By a 7-1 vote a few days ago, the Supreme Court told an appeals court that
it misinterpreted the justices' precedent when reviewing the University of
Texas at Austin's affirmative action policy.
The decision is a provisional victory for Abigail
Fisher, a white woman who claimed that UT-Austin unconstitutionally
discriminated against her after the state's flagship university rejected her
application in 2008 under its race-conscious admissions program. UT-Austin will
now have a much more difficult job of proving its program constitutional under
the standard the Supreme Court clarified on Monday.
Justice Anthony Kennedy, writing for the majority,
endorsed the Supreme Court's prior decisions establishing affirmative action as
constitutional to further states' compelling interest in fostering a diverse
student body. But the majority maintained that the U.S. Court of Appeals for
the 5th Circuit did not give a hard enough look at UT-Austin's race-conscious
admissions program.
"The University must prove that the means
chosen by the University to attain diversity are narrowly tailored to that
goal. On this point, the University receives no deference," Kennedy wrote.
"Strict scrutiny must not be strict in theory but feeble in fact."
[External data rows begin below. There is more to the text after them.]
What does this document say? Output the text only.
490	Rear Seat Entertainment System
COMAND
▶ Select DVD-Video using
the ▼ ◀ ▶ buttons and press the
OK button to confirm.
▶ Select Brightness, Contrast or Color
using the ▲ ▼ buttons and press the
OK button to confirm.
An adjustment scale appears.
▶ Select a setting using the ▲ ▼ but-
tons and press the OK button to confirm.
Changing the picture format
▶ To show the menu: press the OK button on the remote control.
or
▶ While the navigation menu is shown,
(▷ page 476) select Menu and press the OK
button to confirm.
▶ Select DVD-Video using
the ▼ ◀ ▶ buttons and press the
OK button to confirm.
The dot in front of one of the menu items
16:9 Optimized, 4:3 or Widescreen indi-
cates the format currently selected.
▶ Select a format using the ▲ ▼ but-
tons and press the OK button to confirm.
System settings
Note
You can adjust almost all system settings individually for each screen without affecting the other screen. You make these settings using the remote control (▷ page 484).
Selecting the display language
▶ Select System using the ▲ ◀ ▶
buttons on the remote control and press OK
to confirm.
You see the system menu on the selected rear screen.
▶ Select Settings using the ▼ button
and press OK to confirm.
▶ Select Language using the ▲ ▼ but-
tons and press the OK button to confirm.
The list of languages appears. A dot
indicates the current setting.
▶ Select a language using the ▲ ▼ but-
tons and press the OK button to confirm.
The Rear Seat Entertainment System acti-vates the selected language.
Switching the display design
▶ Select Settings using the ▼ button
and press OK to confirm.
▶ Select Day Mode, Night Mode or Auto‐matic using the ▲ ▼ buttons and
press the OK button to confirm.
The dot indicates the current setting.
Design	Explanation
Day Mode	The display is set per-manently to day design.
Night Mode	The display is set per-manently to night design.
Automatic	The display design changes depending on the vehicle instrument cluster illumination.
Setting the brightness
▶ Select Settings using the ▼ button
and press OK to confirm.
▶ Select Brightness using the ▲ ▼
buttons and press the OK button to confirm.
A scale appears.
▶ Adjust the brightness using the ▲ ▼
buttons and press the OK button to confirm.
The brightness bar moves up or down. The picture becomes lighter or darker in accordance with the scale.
Kennedy's opinion is largely a reiteration of his
dissent in the landmark 2003 Supreme Court case, Grutter
v. Bollinger. In that decision, Justice Sandra Day
O'Connor sided with the court's four
liberals to uphold the University of Michigan Law School's affirmative action
policy and, in so doing, reaffirm the constitutionality of race-conscious
university admissions.
Back then, Kennedy accused
the Grutter majority of watering down strict scrutiny, a standard of review
that the court first
articulated in 1978 -- a standard that Kennedy did not
believe the University of Michigan was able to meet. For the policy to meet the
standard of strict scrutiny, according to Monday's majority, it must be
absolutely necessary to achieve diversity on campus. Whether UT-Austin can meet
that standard is a question the Fisher majority has left for another day.
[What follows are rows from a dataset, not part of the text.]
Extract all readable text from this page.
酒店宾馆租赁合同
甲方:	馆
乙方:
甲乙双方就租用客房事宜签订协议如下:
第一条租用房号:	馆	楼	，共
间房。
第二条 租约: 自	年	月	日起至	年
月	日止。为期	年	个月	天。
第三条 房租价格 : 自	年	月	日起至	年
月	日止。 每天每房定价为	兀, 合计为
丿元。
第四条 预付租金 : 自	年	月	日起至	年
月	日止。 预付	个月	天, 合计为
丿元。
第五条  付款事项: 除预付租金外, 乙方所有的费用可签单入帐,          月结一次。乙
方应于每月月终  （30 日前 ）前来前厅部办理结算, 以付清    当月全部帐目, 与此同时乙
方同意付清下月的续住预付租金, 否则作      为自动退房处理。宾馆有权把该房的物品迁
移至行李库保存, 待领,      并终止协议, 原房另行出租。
Justice Ruth Bader Ginsburg, the lone justice
dissenting decision, maintained that the appeals court faithfully applied
Grutter. "I would not return this case for a second look," she wrote,
because "the University reached the reasonable, good-faith judgment that
supposedly race-neutral initiatives were insufficient to achieve, in
appropriate measure, the educational benefits of student body diversity."